Assault by popular culture

Sometimes I wonder whether there’s something wrong with my brain. Even though I never saw the relevant series of The X Factor I know who JLS are – I even know what the JL and S stand for and what some of them are called and even that one of them was going out with someone from another reality TV formed band, making everyone go crazy imagining what good looking talented superbabies they would have.

JLS, X Factor and superbabies are not the only examples of this weird bloody phenomenon. I know what Kanye did at the Grammys (and I have an opinion about it – he’s a douche and although Beyonce is talented at having hair and thighs and dancing like she means it, she is supremely overrated), I know who the Kardashians are, I know about Taylor Swift’s Twitter account and Shia Le Beouf’s odd antics while wearing a paper bag.

But I don’t care about it, I don’t want to know about it and usually when someone says “oh my god Myleene Klass really hates birthday collections doesn’t she?” I’m nodding before I have time to wonder how the fuck I know that? Because I do know, and it worries me because I really don’t care about Myleene Klass and I don’t want to know what her thoughts are about anything, even birthday collections for children. I mean, I’m sure she’s fine, you know, whatever, but I care about her the same amount I care about any random person I don’t know and will never meet.

I, and you, all of us are being assaulted by popular culture. It’s everywhere and really I answer the question about how I know these pointless things – because of Facebook, Twitter, TV and radio, even friends and colleagues. Unless you make a supreme effort to avoid it all then you can’t get away from it. As well as disassociating yourself from all social media and giving up TV and radio, you’d have to find some way of plugging up your ears when people start yapping about what some bland poplet wore to present an award for the best song in an advert for frozen produce. If you can find a discreet and non-offensive way to achieve this, please write an in-depth blog post detailing your process, otherwise it’ll just have to be the old fingers in the ears “lalala I can’t hear you” approach. And that is never as popular in conversation as you may think.

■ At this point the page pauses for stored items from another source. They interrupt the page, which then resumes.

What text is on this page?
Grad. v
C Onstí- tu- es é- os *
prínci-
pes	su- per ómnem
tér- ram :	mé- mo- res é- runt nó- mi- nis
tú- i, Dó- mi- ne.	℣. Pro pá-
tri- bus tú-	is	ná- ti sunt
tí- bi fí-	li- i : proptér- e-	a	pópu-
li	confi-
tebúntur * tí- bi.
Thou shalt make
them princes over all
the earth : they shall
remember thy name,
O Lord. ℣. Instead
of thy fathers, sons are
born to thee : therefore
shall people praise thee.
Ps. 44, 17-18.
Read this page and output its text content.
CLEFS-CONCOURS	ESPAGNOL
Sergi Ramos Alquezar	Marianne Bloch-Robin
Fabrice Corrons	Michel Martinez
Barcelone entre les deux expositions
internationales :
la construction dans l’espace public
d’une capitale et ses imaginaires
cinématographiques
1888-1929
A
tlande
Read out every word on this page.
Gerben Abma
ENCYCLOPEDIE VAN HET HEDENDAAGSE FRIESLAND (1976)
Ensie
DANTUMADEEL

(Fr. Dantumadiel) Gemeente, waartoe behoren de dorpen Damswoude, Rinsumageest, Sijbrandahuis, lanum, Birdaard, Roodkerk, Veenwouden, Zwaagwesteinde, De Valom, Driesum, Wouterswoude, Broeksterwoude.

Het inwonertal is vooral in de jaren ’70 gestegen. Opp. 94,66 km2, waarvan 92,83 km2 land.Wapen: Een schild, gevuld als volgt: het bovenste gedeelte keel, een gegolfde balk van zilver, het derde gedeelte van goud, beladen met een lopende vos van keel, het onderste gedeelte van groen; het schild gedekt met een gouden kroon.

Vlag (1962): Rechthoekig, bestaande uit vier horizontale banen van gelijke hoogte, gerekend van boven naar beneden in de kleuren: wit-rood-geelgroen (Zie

Apparently Myleene Klass’s blathering about being asked to put ten quid towards a birthday present for a child was all just PR to get her in the news so she could push her knickers on people. I don’t think that little nugget that highlights the depressing nature of our culture has come as a surprise to many though. Of course she was trying to sell something, that’s her job. Forget talent or producing anything of worth (sorry, relatively speaking she’s fairly shit at playing piano so don’t even suggest that she merits her fame because of that), that’s not where the big money really is. That would involve investment, overheads, time and care. Why bother putting any work into those things when you can just publicise your lacy undies by sharing a slightly sarcastic and not particularly funny email?

The saddest, most depressing part is that people read about it. I read about it and now I’m writing about it even though, as I protested quite a bit (too much?), I don’t give a shit about Myleene Klass or her knickers or her arrangements re birthday collections. So why do I know? Because it’s bloody everywhere and without checking out of that aspect of life completely, it’s pretty much impossible not to be assaulted with this knowledge of the workings of celebrities lives, which really should stay private, if not for their sanity then for ours. As long as there’s a PR opportunity out there to be had though, the underwear will continue to be washed and displayed prominently in public.